Salgo le scale e alla prima grotta in rocaille, un’ammucchiata di tartarughe sorprende. Becco subito lo stretto viale ghiaioso con le rare camelie ultracentenarie, altissime e potate come siepi. Dovrebbero risalire alla passione botanica del precoce vedovo della principessa Carlotta: il duca Georg II von Sachsen-Meiningen (1826-1914). Del resto è nella seconda metà dell’Ottocento che in Europa si scatena silenziosamente la cameliomania. Non passa inosservato il bel rosa sgargiante della varietà Sarah Frost, ibridata in Pennsylvania nel 1841 e battezzata così in onore di una ballerina mormone del Missouri. Un giardiniere mi conferma l’età dei gloriosi esemplari di questo genere chiamato così da Linneo in onore di Georg Joseph Kamel, missionario gesuita e botanico ceco. E mi dice che «dietro la villa ci sono le altre camelie piantate dal duca».

Intanto percorro i tunnel di agrumi. Salgo gli ultimi scalini ed entro in casa, chirurgico vado diretto a vedere «Amore e Psiche che si abbracciano: momento di azione cavato dalla fiaba dell’asino d’oro di Apuleio» come scrisse lo stesso Antonio Canova.

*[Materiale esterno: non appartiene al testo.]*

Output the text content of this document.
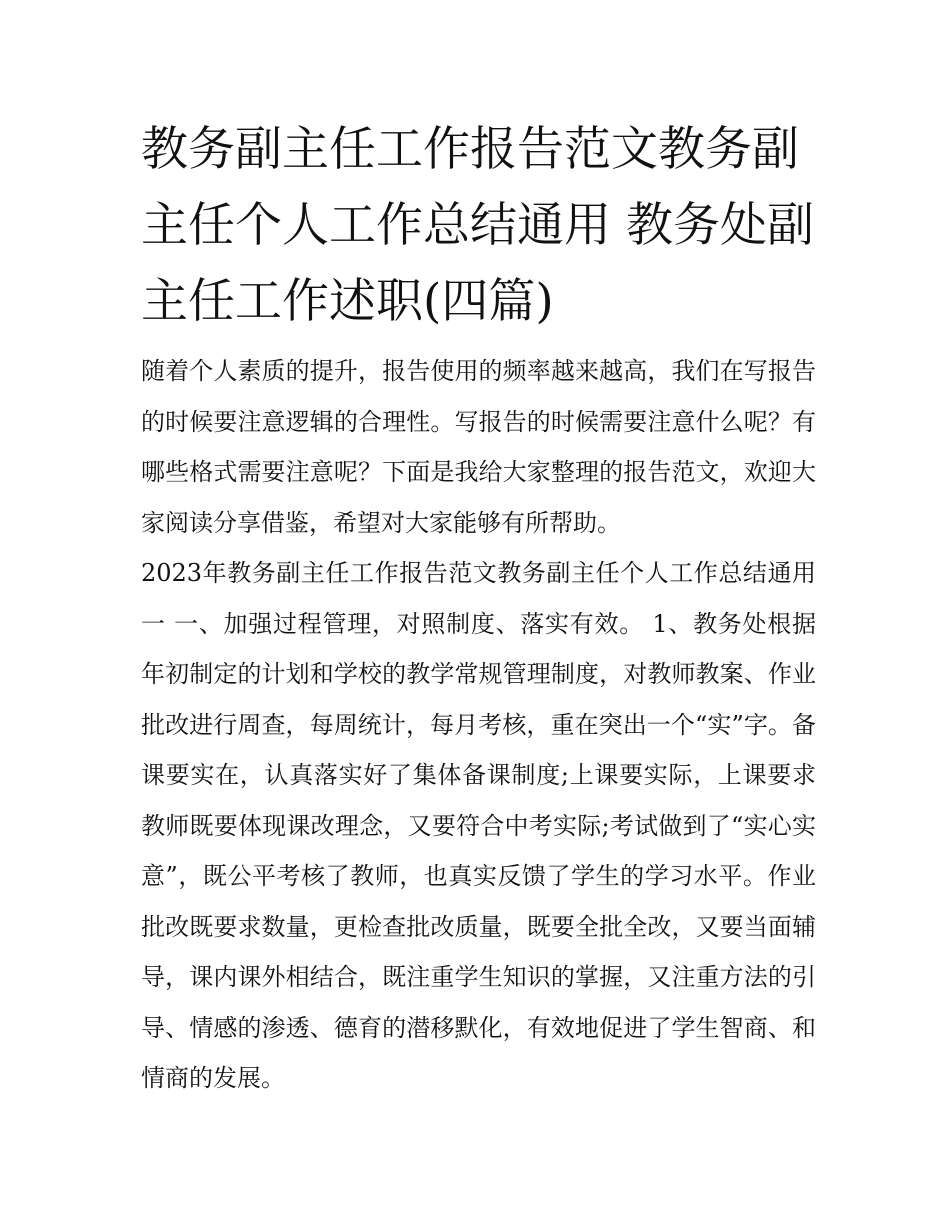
教务副主任工作报告范文教务副主任个人工作总结通用 教务处副主任工作述职(四篇)

随着个人素质的提升，报告使用的频率越来越高，我们在写报告的时候要注意逻辑的合理性。写报告的时候需要注意什么呢？有哪些格式需要注意呢？下面是我给大家整理的报告范文，欢迎大家阅读分享借鉴，希望对大家能够有所帮助。

2023年教务副主任工作报告范文教务副主任个人工作总结通用一 一、加强过程管理，对照制度、落实有效。 1、教务处根据年初制定的计划和学校的教学常规管理制度，对教师教案、作业批改进行周查，每周统计，每月考核，重在突出一个“实”字。备课要实在，认真落实好了集体备课制度;上课要实际，上课要求教师既要体现课改理念，又要符合中考实际;考试做到了“实心实意”，既公平考核了教师，也真实反馈了学生的学习水平。作业批改既要求数量，更检查批改质量，既要全批全改，又要当面辅导，课内课外相结合，既注重学生知识的掌握，又注重方法的引导、情感的渗透、德育的潜移默化，有效地促进了学生智商、和情商的发展。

Grazia infinita, mi siedo su una poltroncina di velluto vinaccia. Pezzo unico in marmo di Carrara – tranne le ali angeliche – sbarcato qui grazie al proprietario dell’epoca, braccio destro di Napoleone e artefice di quasi tutta la collezione d’arte presente: Giambattista Sommariva (1762-1826). L’autore è Adamo Tadolini (1788-1868), allievo prediletto da Canova al quale è stato regalato il modello in gesso con l’autorizzazione a farne quante copie ne volesse del suo capolavoro esposto al Louvre. Creduta per anni l’originale, questa leggiadra scultura è nata tra il 1818 e il 1820 e poggia ora su un tavolino ovale di vetro. Si potrebbe scrivere un articolo solo sull’attimo catturato con il marmo che precede il bacio che risveglierà Psiche dal mortale sonno. E stare qui almeno mezzora, sospesi e storditi un pomeriggio di metà aprile.

Le finestre aperte creano una corrente d’aria rara in altri musei, fuori fa capolino il cremisi di alcune camelie. Le mura sono di un gradevole lattementa. Già che ci sono butto un occhio, nella stanza accanto, al celebre Ultimo bacio di Romeo e Giulietta (1823) di Francesco Hayez. «Ah, der Kuss» sussurra una signora alla sua amica. C’è gente ma non troppa, e poi gli otto ettari di giardino botanico aiutano a disperdere i visitatori. Non è solo questione di vastità però, più che altro è il modo in cui è congegnato questo giardino ibrido, metà all’inglese metà all’italiana: si trova inattesa, un’intimità con il luogo. Meritevoli inoltre le vecchie panchine sinuose per abbracciare il lago, la penisola di Bellagio, le Grigne innevate alle spalle. Ad ogni modo la folla arriverà tra non molto per le azalee potate appositamente in modo ondivago. Controllo sul taccuino le camelie ottocentesche annotate prima di partire: principessa Clotilde, Oscar Borrini, Contessa Tozzoni. L’immediatezza però supera la preparazione e rimango rapito dai petali della Camellia japonica Maria Bagnasco. Rosa tenue screziato occasionalmente di rosso distratto, tipo sciroppo di lamponi. Variegature delicate derivate, credo, da una mutazione genetica non rara per le camelie e molto apprezzate dagli amatori che le chiamano sport. Passatempo, adesso, di sicuro.